Go therefore and make disciples of all nations… 

A command, our mission, left for us from Jesus.  A mission that has recently started to shape every part of my life.  And while I have many reasons for accepting this mission, including reasons none other than because it’s what Jesus has commanded, I have one reason that is purely selfish.  

It’s been eight months of traveling the world.  Eight different countries full of amazing places and even more amazing people.  Eight months filled with painful goodbyes and leaving pieces of my heart behind.  But one thing that has helped with many goodbyes is knowing that I will see them again one day in heaven.  That as brothers and sisters in Christ there is one thing that ties us all together, one thing that is greater than distance or zip code, and that is that this is not our home.  That one glorious day we will all be together with our Father.  

But for those other goodbyes where there isn’t that hope or certainty…
It’s those goodbyes that mean so much!  It’s those goodbyes that break my heart.  

I couldn’t understand why this was affecting me so much, why I was so sad about saying goodbye to someone I knew for three days.  He was our guide we had hired to take us trekking through the Himalayas.  He was one of the kindest persons I have ever met, along with his sons who were our porters.  He went out of his way to take care of us, even outside of taking care of everything that had to do with the trek.  He picked  us up from the remote village we were in, riding in the two hour van ride.  He organized our hotel and all transportation.  On the trek he did everything to make sure we were all okay and happy.  After just a few hours of being with him and his sons, it felt like we were all family.  Anything we needed he took care of it. After the trek he organized everything to get us to the next village we needed to get to.  Including riding in the van with us again, just to say goodbye and make sure we got there safely. 

 And sure, maybe he was just doing his job as a guide, but when you’re a weary traveler far from home, having someone look out for you means more than you could ever imagine.  I have been blown away by the many people on this journey that have gone out of their way to help me or make me feel at home.  

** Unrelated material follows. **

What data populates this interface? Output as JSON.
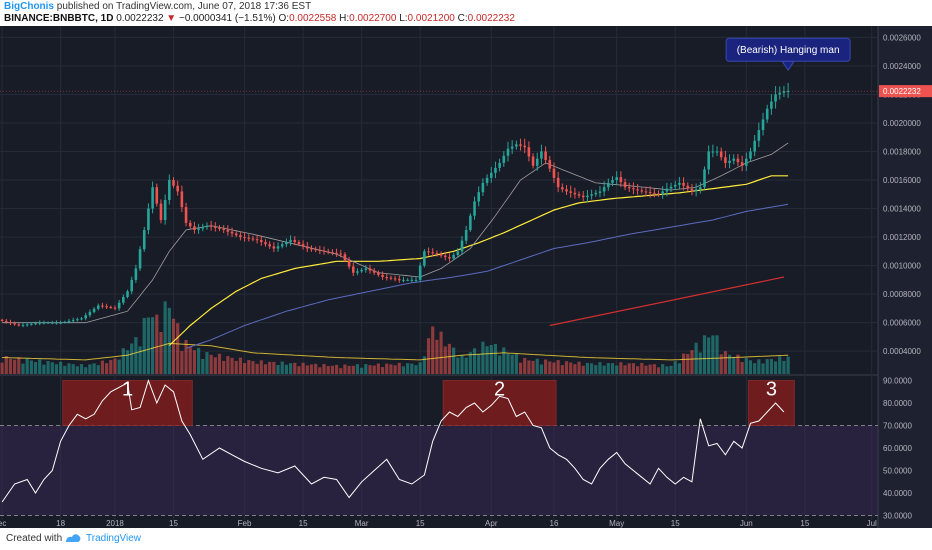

God has continually amazed me on this Race at how quickly you can come to know someone.  I had grown so use to my American bubble, where people go about their lives keeping to themselves.  Where talking to strangers is awkward and unnecessary.  But some of the best conversations I’ve had, have been on this race, with people I barely know and a language barrier.  In fact as I write this, the man sitting next to us on the bus invited us all to his sister’s wedding.  He has made it his personal duty of being our guide on the bus, getting off at every stop, showing us where the bathrooms are and insisting on getting us food and water.   And on our prior travel day in Nepal, the family squashed next to me in the van, invited us to come to their home for tea.  Both perfect strangers whom I knew for less than an hour.  

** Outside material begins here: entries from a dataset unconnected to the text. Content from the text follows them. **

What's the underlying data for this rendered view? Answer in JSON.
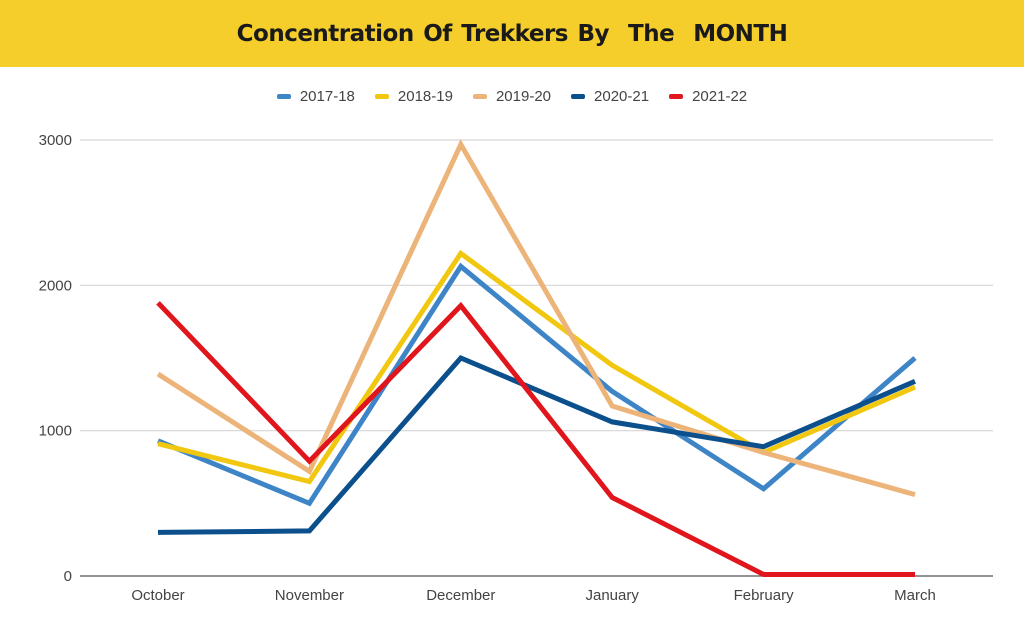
{
  "chart_data": {
    "type": "line",
    "title": "Concentration Of Trekkers By  The  MONTH",
    "xlabel": "",
    "ylabel": "",
    "categories": [
      "October",
      "November",
      "December",
      "January",
      "February",
      "March"
    ],
    "ylim": [
      0,
      3000
    ],
    "yticks": [
      0,
      1000,
      2000,
      3000
    ],
    "ytick_labels": [
      "0",
      "1000",
      "2000",
      "3000"
    ],
    "grid": true,
    "legend_position": "top-center",
    "series": [
      {
        "name": "2017-18",
        "color": "#3D85C6",
        "values": [
          930,
          500,
          2130,
          1270,
          600,
          1500
        ]
      },
      {
        "name": "2018-19",
        "color": "#F1C80F",
        "values": [
          910,
          650,
          2220,
          1450,
          850,
          1300
        ]
      },
      {
        "name": "2019-20",
        "color": "#EDB47A",
        "values": [
          1390,
          720,
          2970,
          1170,
          850,
          560
        ]
      },
      {
        "name": "2020-21",
        "color": "#0B4F8C",
        "values": [
          300,
          310,
          1500,
          1060,
          890,
          1340
        ]
      },
      {
        "name": "2021-22",
        "color": "#E0161C",
        "values": [
          1880,
          790,
          1860,
          540,
          10,
          10
        ]
      }
    ]
  }
}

As I travel the world I am blown away by the kindness and generosity of perfect strangers.  Perfect strangers who have taken compassion on us.  Who have done everything to make us feel at home.  As I travel the world I’ve come to see that it’s truly the little things that mean so much.  So in my journeys I have come to meet some of the most amazing people.  Whether knowing them for a month or just a few minutes there have been countless people who have added something wonderful to my life.  All people whom I hope I will see again one day!  

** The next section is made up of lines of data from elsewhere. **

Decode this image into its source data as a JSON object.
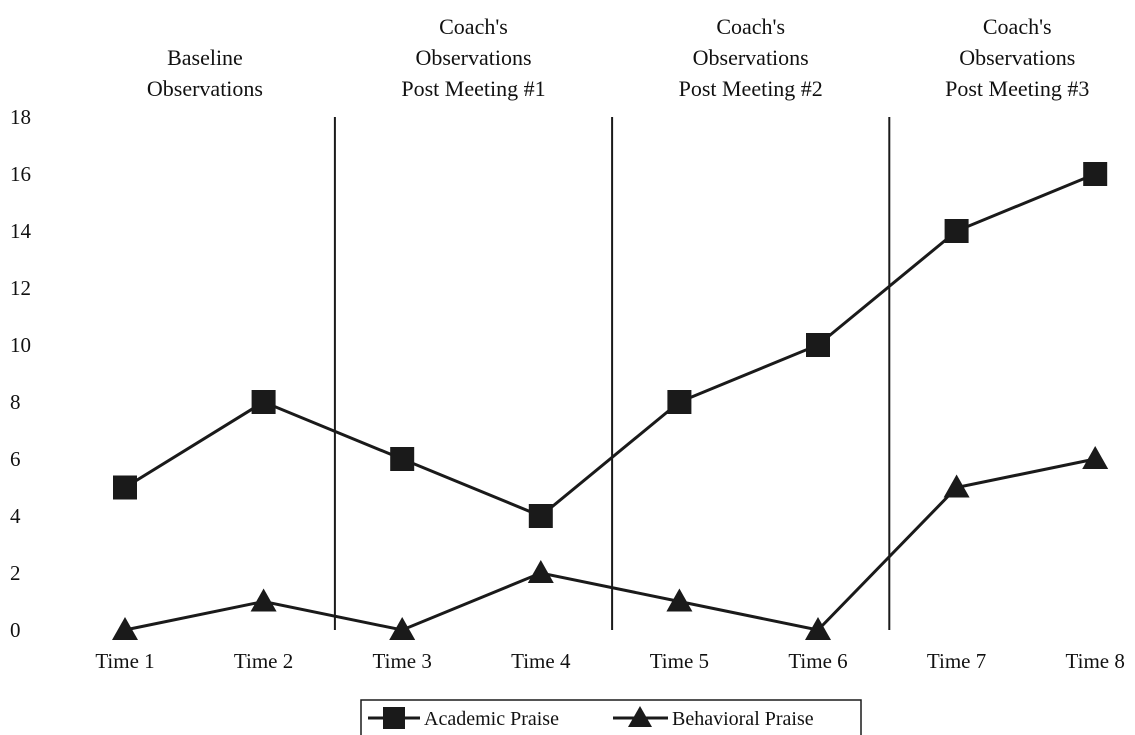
{
  "chart_data": {
    "type": "line",
    "categories": [
      "Time 1",
      "Time 2",
      "Time 3",
      "Time 4",
      "Time 5",
      "Time 6",
      "Time 7",
      "Time 8"
    ],
    "series": [
      {
        "name": "Academic Praise",
        "marker": "square",
        "values": [
          5,
          8,
          6,
          4,
          8,
          10,
          14,
          16
        ]
      },
      {
        "name": "Behavioral Praise",
        "marker": "triangle",
        "values": [
          0,
          1,
          0,
          2,
          1,
          0,
          5,
          6
        ]
      }
    ],
    "ylim": [
      0,
      18
    ],
    "yticks": [
      0,
      2,
      4,
      6,
      8,
      10,
      12,
      14,
      16,
      18
    ],
    "title": "",
    "xlabel": "",
    "ylabel": "",
    "grid": false,
    "legend_position": "bottom",
    "phase_dividers_after_index": [
      1,
      3,
      5
    ],
    "phases": [
      {
        "lines": [
          "Baseline",
          "Observations"
        ]
      },
      {
        "lines": [
          "Coach's",
          "Observations",
          "Post Meeting #1"
        ]
      },
      {
        "lines": [
          "Coach's",
          "Observations",
          "Post Meeting #2"
        ]
      },
      {
        "lines": [
          "Coach's",
          "Observations",
          "Post Meeting #3"
        ]
      }
    ],
    "colors": {
      "line": "#1a1a1a",
      "marker": "#1a1a1a",
      "text": "#111111"
    }
  }
}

He doesn’t know Jesus.  Although he is open to it, I don’t know if I will be seeing him and his sons again.  And that makes me so sad.  It was another goodbye with uncertainty.  Another goodbye that broke my heart.  But thru every goodbye I have come to learn the power of prayer.  The power of being able to not only hold people in my heart but in my prayers.  

But as painful as these uncertain goodbyes on the Race have been, with people I have known for no longer than a month, it got me thinking about the people back home.  About those who I’ve known my whole life, my family and friends.  The people who I love more than words can describe.  The people who I’m not quite certain if they know Jesus.  To imagine an uncertain goodbye with one of them pains me to even think about.  Which brings me to one of the biggest things God has been showing me half a world away from home.  And that’s to be holding those I love in constant prayer.  

And so I’ll continue to pray, continue to pursue making disciples of all nations, in hopes that one day there will be no goodbyes left to say.